Heather Renée Russ uses living algae to produce natural artifice. Her bioart shoes embody the liberatory potential of bio hacking and drag performance. Russ’s large-scale photograph bridges the natural and the digital using glitchy scans of bio materials collected at Jacob Riis Beach. The auroral coloration pays homage to this queer Xanadu.
Following her interest in the Danish-American photographer Jacob Riis, Lise Kjaer has woven newspaper microfilm from the New York Times from 1870-1914, the time Riis lived and worked as a reporter in the US, into a material pathway to the past. The microfilm mesh renders information simultaneously accessible yet indecipherable. A video zooms in on text and then zooms away again before we can grasp the content.
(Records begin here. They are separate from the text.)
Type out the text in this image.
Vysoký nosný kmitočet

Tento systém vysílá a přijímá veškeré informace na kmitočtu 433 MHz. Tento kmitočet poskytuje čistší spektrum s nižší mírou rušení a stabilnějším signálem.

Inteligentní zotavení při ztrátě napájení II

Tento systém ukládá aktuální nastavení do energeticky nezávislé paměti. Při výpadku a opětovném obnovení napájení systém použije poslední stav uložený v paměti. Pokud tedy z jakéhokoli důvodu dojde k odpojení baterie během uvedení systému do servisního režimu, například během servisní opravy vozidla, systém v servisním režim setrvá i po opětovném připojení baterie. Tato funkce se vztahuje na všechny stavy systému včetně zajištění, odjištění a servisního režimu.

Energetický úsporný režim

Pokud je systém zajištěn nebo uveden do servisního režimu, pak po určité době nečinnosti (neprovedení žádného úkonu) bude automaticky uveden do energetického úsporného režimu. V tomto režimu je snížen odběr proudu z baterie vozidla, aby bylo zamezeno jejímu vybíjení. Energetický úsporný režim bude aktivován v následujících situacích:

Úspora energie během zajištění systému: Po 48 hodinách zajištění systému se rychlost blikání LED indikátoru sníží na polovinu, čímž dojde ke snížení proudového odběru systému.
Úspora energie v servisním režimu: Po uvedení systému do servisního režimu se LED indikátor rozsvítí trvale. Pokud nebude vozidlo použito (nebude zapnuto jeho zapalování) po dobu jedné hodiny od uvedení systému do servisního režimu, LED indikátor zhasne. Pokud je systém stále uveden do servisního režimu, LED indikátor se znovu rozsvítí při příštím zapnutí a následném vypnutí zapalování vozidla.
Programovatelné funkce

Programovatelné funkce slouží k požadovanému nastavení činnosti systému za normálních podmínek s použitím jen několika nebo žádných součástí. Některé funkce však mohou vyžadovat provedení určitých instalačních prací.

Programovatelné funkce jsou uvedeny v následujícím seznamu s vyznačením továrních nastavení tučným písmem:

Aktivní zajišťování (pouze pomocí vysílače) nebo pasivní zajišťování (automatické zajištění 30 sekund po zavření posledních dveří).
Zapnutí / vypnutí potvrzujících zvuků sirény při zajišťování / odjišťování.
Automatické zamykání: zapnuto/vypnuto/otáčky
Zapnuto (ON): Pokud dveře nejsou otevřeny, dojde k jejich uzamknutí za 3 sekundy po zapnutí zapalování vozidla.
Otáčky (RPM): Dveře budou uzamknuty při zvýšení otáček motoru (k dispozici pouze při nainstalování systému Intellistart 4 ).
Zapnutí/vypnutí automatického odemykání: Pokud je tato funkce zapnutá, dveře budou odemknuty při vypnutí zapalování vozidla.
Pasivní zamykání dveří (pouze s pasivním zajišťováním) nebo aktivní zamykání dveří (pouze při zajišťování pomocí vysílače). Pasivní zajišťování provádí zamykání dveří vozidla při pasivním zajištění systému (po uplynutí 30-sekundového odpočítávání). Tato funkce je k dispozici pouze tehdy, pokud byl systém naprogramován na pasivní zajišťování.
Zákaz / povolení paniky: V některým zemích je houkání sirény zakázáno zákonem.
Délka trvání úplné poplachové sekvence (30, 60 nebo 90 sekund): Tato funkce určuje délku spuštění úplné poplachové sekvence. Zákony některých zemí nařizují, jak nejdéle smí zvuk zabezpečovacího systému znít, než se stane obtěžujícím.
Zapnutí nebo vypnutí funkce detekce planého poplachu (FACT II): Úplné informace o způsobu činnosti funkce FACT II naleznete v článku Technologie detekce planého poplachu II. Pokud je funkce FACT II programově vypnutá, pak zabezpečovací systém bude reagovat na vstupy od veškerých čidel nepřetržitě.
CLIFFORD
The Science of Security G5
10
Sean Fader’s arch-conceptual interaction with romance writer Danielle Steel resulted in a series of high camp photographs that explore themes of fame, fortune, and the origins of the sugar daddy. His letter to Steel begins:
My name is Sean Fader. I am a queer artist and a professor at Tulane University. I am writing to you from Stove Works, an artist residency in Chattanooga, Tennessee. I have been asked to produce a piece for a show at Antenna Gallery that will open as part of a multivenue triennial in New Orleans. The exhibition’s theme is sugar, and I decided to investigate the history of the sugar daddy, in particular, the story of Adolph Spreckels and Alma de Bretteville Spreckels. I was immediately consumed by their story, which eventually led me to you.